Premièrement, la probabilité que la valeur d’une précision inouïe de chacun de ces nombres se soit fixée de façon tout à fait fortuite, alors qu’elle est de l’ordre de 1 chance sur des dizaines, voire des centaines de milliards, est pour ainsi dire nulle. Quand à la probabilité que les valeurs de tous ces nombres réunis agissent de concert tout à fait par hasard de manière à assurer l’existence et le fonctionnement de l’univers, elle dépasse toute logique et toute forme d’entendement. C’est un peu comme si, n’ayant qu’une chance sur des millions de gagner à la loterie, vous remportiez le gros lot vingt fois de suite!
Aucune erreur permise
Comme si ce n’était pas assez, il est démontré que si une seule décimale d’un seul de ces nombre était autre que ce qu’elle est, tout l’édifice s’effondrerait – l’univers serait réduit à néant!
À titre d’exemple, c’est la force de gravitation conjuguée aux propriétés mécaniques et thermodynamiques de l’hydrogène qui permet l’existence des étoiles. Si la gravité était plus faible, aucune boule de gaz assez volumineuse pour déclencher une réaction nucléaire ne se formerait. Et si la force de gravitation était plus grande, les étoiles imploseraient aussitôt formées pour devenir des trous noirs.
Or, certains éléments du tableau périodique ne se forment que dans la fournaise nucléaire des étoiles pour ensuite être relâchés dans l’espace par l’explosion de supernovas. Et sans ces explosions, les ingrédients nécessaires à la formation de planètes habitables et d’organismes vivants n’existeraient tout simplement pas.
Et que dire du fait que tous les électrons de l’univers ont exactement la même charge, et que tous les protons de l’univers ont exactement la même charge opposée? Si ce n’était pas le cas, aucune molécule biologique ne pourrait exister.

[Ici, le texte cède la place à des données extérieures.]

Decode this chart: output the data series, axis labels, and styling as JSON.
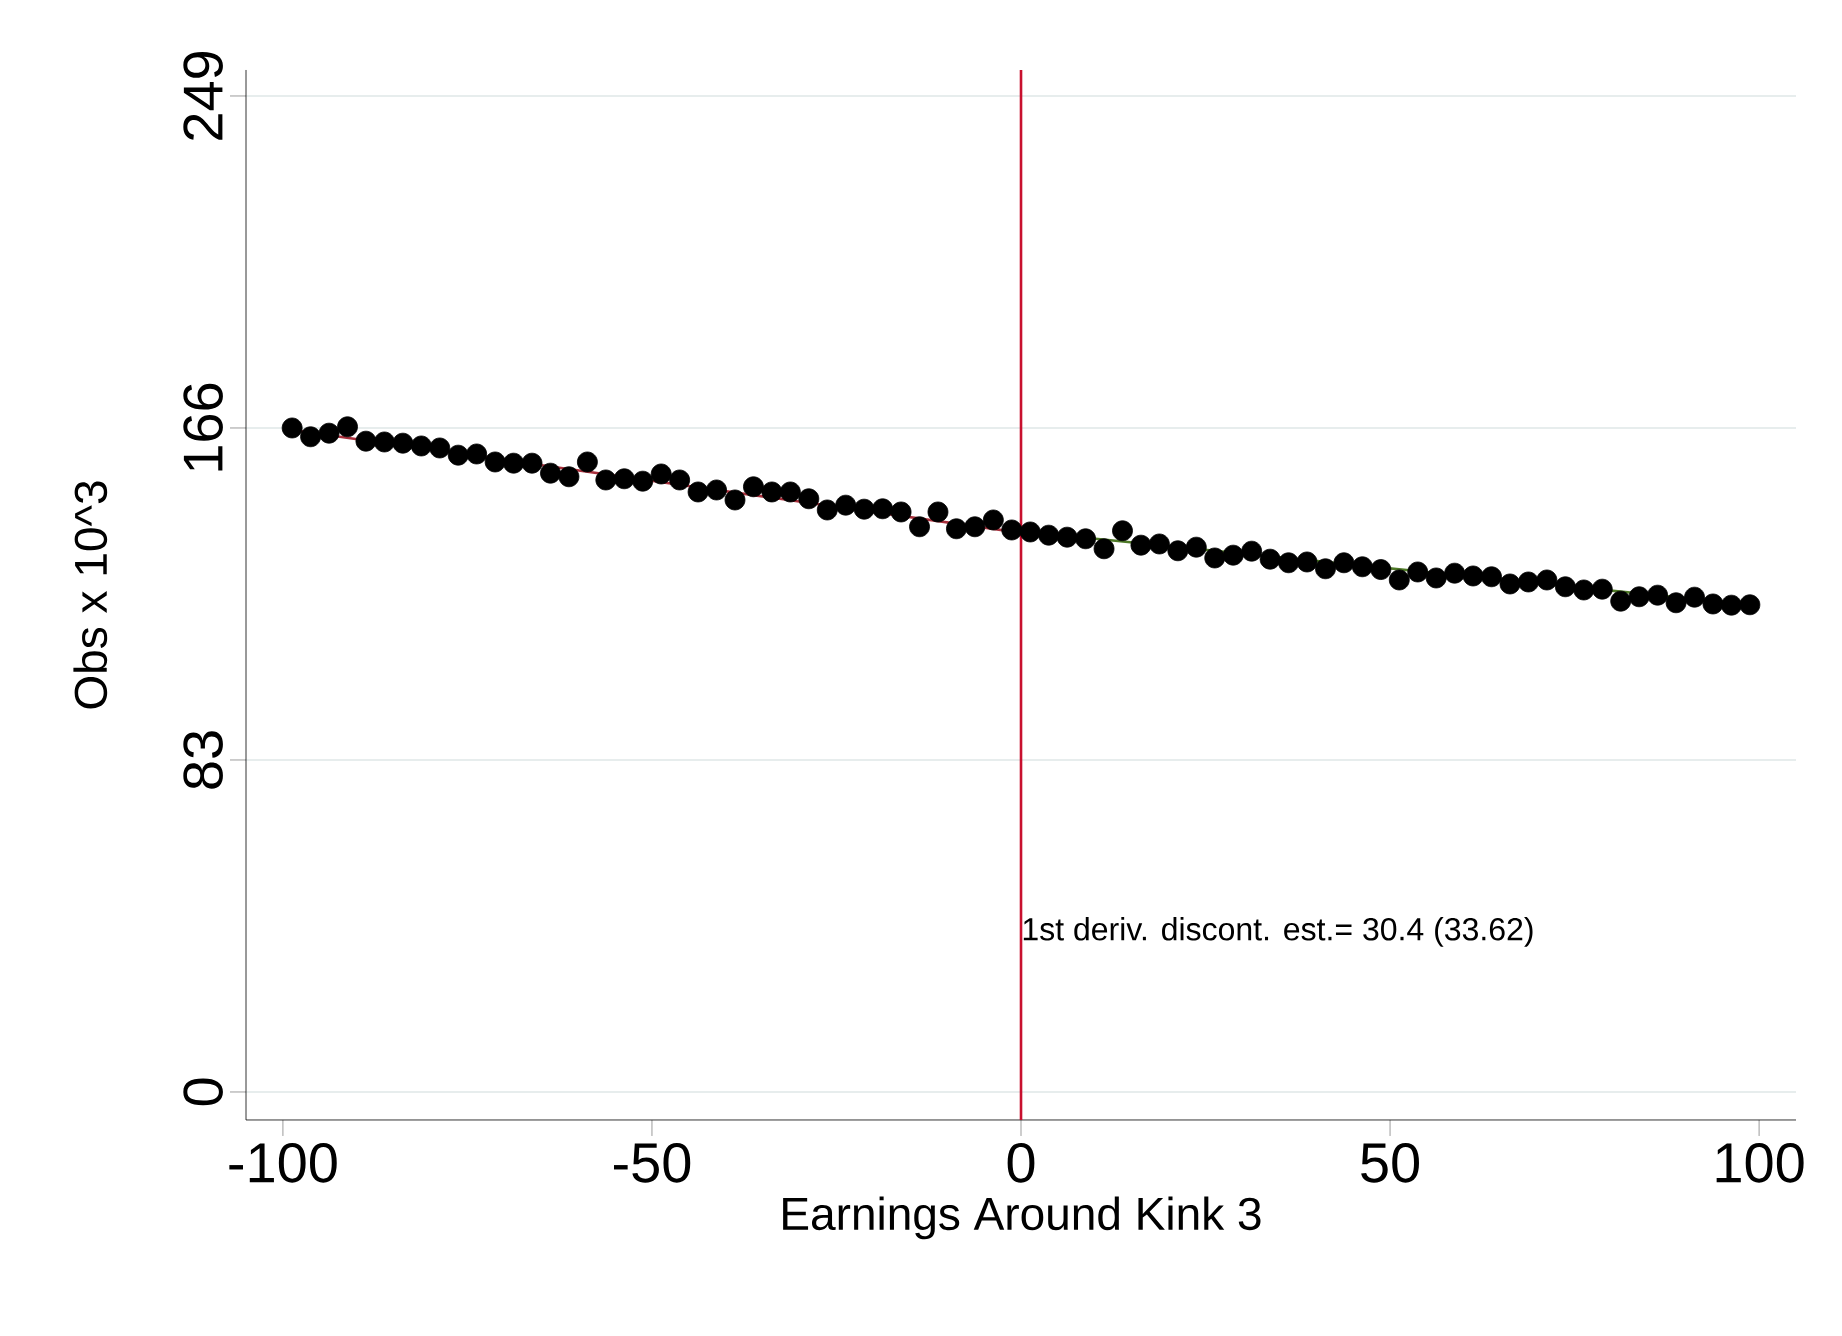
{
  "chart_data": {
    "type": "scatter",
    "xlabel": "Earnings Around Kink 3",
    "ylabel": "Obs x 10^3",
    "x": [
      -98.75,
      -96.25,
      -93.75,
      -91.25,
      -88.75,
      -86.25,
      -83.75,
      -81.25,
      -78.75,
      -76.25,
      -73.75,
      -71.25,
      -68.75,
      -66.25,
      -63.75,
      -61.25,
      -58.75,
      -56.25,
      -53.75,
      -51.25,
      -48.75,
      -46.25,
      -43.75,
      -41.25,
      -38.75,
      -36.25,
      -33.75,
      -31.25,
      -28.75,
      -26.25,
      -23.75,
      -21.25,
      -18.75,
      -16.25,
      -13.75,
      -11.25,
      -8.75,
      -6.25,
      -3.75,
      -1.25,
      1.25,
      3.75,
      6.25,
      8.75,
      11.25,
      13.75,
      16.25,
      18.75,
      21.25,
      23.75,
      26.25,
      28.75,
      31.25,
      33.75,
      36.25,
      38.75,
      41.25,
      43.75,
      46.25,
      48.75,
      51.25,
      53.75,
      56.25,
      58.75,
      61.25,
      63.75,
      66.25,
      68.75,
      71.25,
      73.75,
      76.25,
      78.75,
      81.25,
      83.75,
      86.25,
      88.75,
      91.25,
      93.75,
      96.25,
      98.75
    ],
    "series": [
      {
        "color": "#000000",
        "marker": "circle",
        "values": [
          166,
          163.8,
          164.7,
          166.3,
          162.7,
          162.5,
          162.2,
          161.5,
          161,
          159.2,
          159.5,
          157.5,
          157.2,
          157.2,
          154.7,
          153.8,
          157.5,
          153,
          153.3,
          152.7,
          154.5,
          153,
          150,
          150.5,
          148,
          151.3,
          150,
          150,
          148.3,
          145.5,
          146.7,
          145.7,
          145.8,
          145,
          141.3,
          145,
          140.8,
          141.3,
          143,
          140.5,
          140,
          139.2,
          138.7,
          138.3,
          135.8,
          140.3,
          136.7,
          137,
          135.3,
          136.2,
          133.5,
          134.2,
          135.2,
          133.2,
          132.3,
          132.5,
          130.8,
          132.3,
          131.3,
          130.6,
          128,
          130,
          128.5,
          129.7,
          129,
          128.8,
          127,
          127.5,
          128,
          126.3,
          125.5,
          125.7,
          122.7,
          123.8,
          124.2,
          122.3,
          123.7,
          122,
          121.7,
          121.8
        ]
      },
      {
        "type": "line",
        "color": "#a8303c",
        "x": [
          -100,
          0
        ],
        "values": [
          165.8,
          139.8
        ]
      },
      {
        "type": "line",
        "color": "#4f7a28",
        "x": [
          0,
          100
        ],
        "values": [
          140.2,
          121.6
        ]
      }
    ],
    "xlim": [
      -105,
      105
    ],
    "xticks": [
      -100,
      -50,
      0,
      50,
      100
    ],
    "ylim": [
      -7,
      255.5
    ],
    "yticks": [
      0,
      83,
      166,
      249
    ],
    "grid": "y",
    "ref_lines": [
      {
        "axis": "x",
        "value": 0,
        "color": "#c8102e"
      }
    ],
    "annotations": [
      {
        "text": "1st deriv. discont. est.= 30.4 (33.62)",
        "x": 0,
        "y": 40
      }
    ]
  }
}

Pour reprendre les mots de George Smoot, prix Nobel de physique:
«À y regarder de plus près, le Big Bang, l’événement le plus cataclysmique que nous puissions imaginer, nous apparaît comme étant finement orchestré.»
Les rides du temps, Flammarion, 1994.
Je laisserai le soin de conclure à Brian Greene, professeur de physique et de mathématiques à l’Université Columbia et spécialiste émérite de la théorie quantique des cordes, qui disait dans une entrevue accordée l’an dernier à la revue Time:
«Nous connaissons les nombres qui caractérisent le poids de l’électron, la force de gravitation, la force du champ électromagnétique, etc. – une vingtaine de nombres qui régissent entièrement le fonctionnement de notre univers. Mais personne ne sait pourquoi ces nombres ont les valeurs particulières qu’ils ont. Or, même le plus minime changement de ces valeurs causerait la disparition du monde que nous connaissons. Beaucoup y voient la preuve d’un concepteur, et peut-être y a-t-il effectivement un être divin, un Dieu extérieur à l’univers qui a fixé avec précision la valeur de ces nombres – la seule valeur qu’ils peuvent avoir pour que nous puissions exister. Mais certains scientifiques comme moi ne sont pas encore prêts à l’accepter.»
Autrement dit, nul ne peut faire la démonstration absolue de la réponse à notre énigme, que ce soit dans un sens ou dans l’autre. Il appartient donc à chacun de tirer ses conclusions sur la base des faits.